Gilmar Mendes nega impedimento para suspender a prisão de Eike Batista

Frederico Vasconcelos

Em resposta enviada a Cármen Lúcia, presidente do STF, relator rejeita arguição oferecida pelo procurador-geral, Rodrigo Janot.

“Ninguém se livra de pedrada de doido nem de coice de burro.”

Com esse provérbio português, o ministro Gilmar Mendes abriu a resposta enviada à presidente do Supremo Tribunal Federal, ministra Cármen Lúcia, ao rejeitar arguição de impedimento oferecida pelo procurador-geral da República, Rodrigo Janot, que o recusou como relator do habeas corpus impetrado por Eike Batista.

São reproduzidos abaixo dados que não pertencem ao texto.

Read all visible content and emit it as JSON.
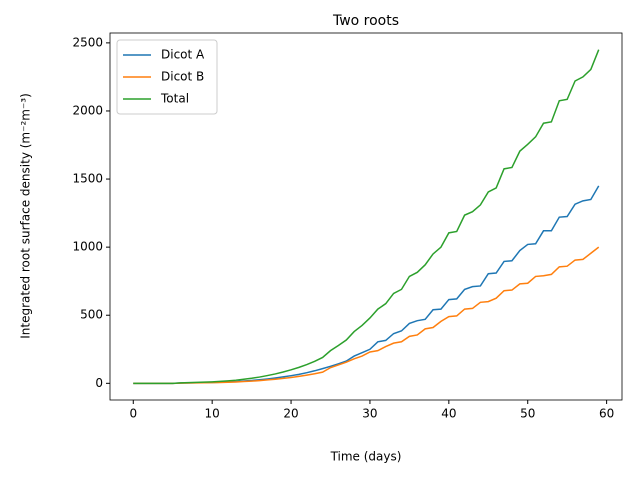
{
  "chart_data": {
    "type": "line",
    "title": "Two roots",
    "xlabel": "Time (days)",
    "ylabel": "Integrated root surface density (m⁻²m⁻³)",
    "x": [
      0,
      1,
      2,
      3,
      4,
      5,
      6,
      7,
      8,
      9,
      10,
      11,
      12,
      13,
      14,
      15,
      16,
      17,
      18,
      19,
      20,
      21,
      22,
      23,
      24,
      25,
      26,
      27,
      28,
      29,
      30,
      31,
      32,
      33,
      34,
      35,
      36,
      37,
      38,
      39,
      40,
      41,
      42,
      43,
      44,
      45,
      46,
      47,
      48,
      49,
      50,
      51,
      52,
      53,
      54,
      55,
      56,
      57,
      58,
      59
    ],
    "series": [
      {
        "name": "Dicot A",
        "color": "#1f77b4",
        "values": [
          0,
          0,
          0,
          0,
          0,
          0,
          2,
          3,
          4,
          5,
          6,
          8,
          10,
          13,
          17,
          21,
          26,
          32,
          39,
          47,
          56,
          66,
          78,
          92,
          108,
          125,
          143,
          163,
          200,
          225,
          250,
          305,
          315,
          365,
          385,
          440,
          460,
          470,
          540,
          545,
          615,
          620,
          690,
          710,
          715,
          805,
          810,
          895,
          900,
          975,
          1020,
          1025,
          1120,
          1120,
          1220,
          1225,
          1315,
          1340,
          1350,
          1450
        ]
      },
      {
        "name": "Dicot B",
        "color": "#ff7f0e",
        "values": [
          0,
          0,
          0,
          0,
          0,
          0,
          1,
          2,
          3,
          4,
          5,
          6,
          8,
          10,
          13,
          16,
          20,
          25,
          30,
          36,
          43,
          51,
          60,
          70,
          82,
          115,
          135,
          155,
          180,
          200,
          230,
          240,
          270,
          295,
          305,
          345,
          355,
          400,
          410,
          455,
          490,
          495,
          545,
          550,
          595,
          600,
          625,
          680,
          685,
          730,
          735,
          785,
          790,
          800,
          855,
          860,
          905,
          910,
          955,
          1000
        ]
      },
      {
        "name": "Total",
        "color": "#2ca02c",
        "values": [
          0,
          0,
          0,
          0,
          0,
          0,
          3,
          5,
          7,
          9,
          11,
          14,
          18,
          23,
          30,
          37,
          46,
          57,
          69,
          83,
          99,
          117,
          138,
          162,
          190,
          240,
          278,
          318,
          380,
          425,
          480,
          545,
          585,
          660,
          690,
          785,
          815,
          870,
          950,
          1000,
          1105,
          1115,
          1235,
          1260,
          1310,
          1405,
          1435,
          1575,
          1585,
          1705,
          1755,
          1810,
          1910,
          1920,
          2075,
          2085,
          2220,
          2250,
          2305,
          2450
        ]
      }
    ],
    "xlim": [
      -2.95,
      61.95
    ],
    "ylim": [
      -122.5,
      2572.5
    ],
    "xticks": [
      0,
      10,
      20,
      30,
      40,
      50,
      60
    ],
    "yticks": [
      0,
      500,
      1000,
      1500,
      2000,
      2500
    ],
    "legend": "upper left"
  }
}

Liminar concedida por Gilmar, em abril, suspendeu a prisão preventiva do empresário, determinando que a prisão fosse substituída por algumas das medidas cautelares previstas no Código de Processo Penal.

Rodrigo Janot alegou que Eike é cliente do escritório de advocacia Sérgio Bermudes Advogados, em que atua Guiomar Mendes, mulher do ministro relator.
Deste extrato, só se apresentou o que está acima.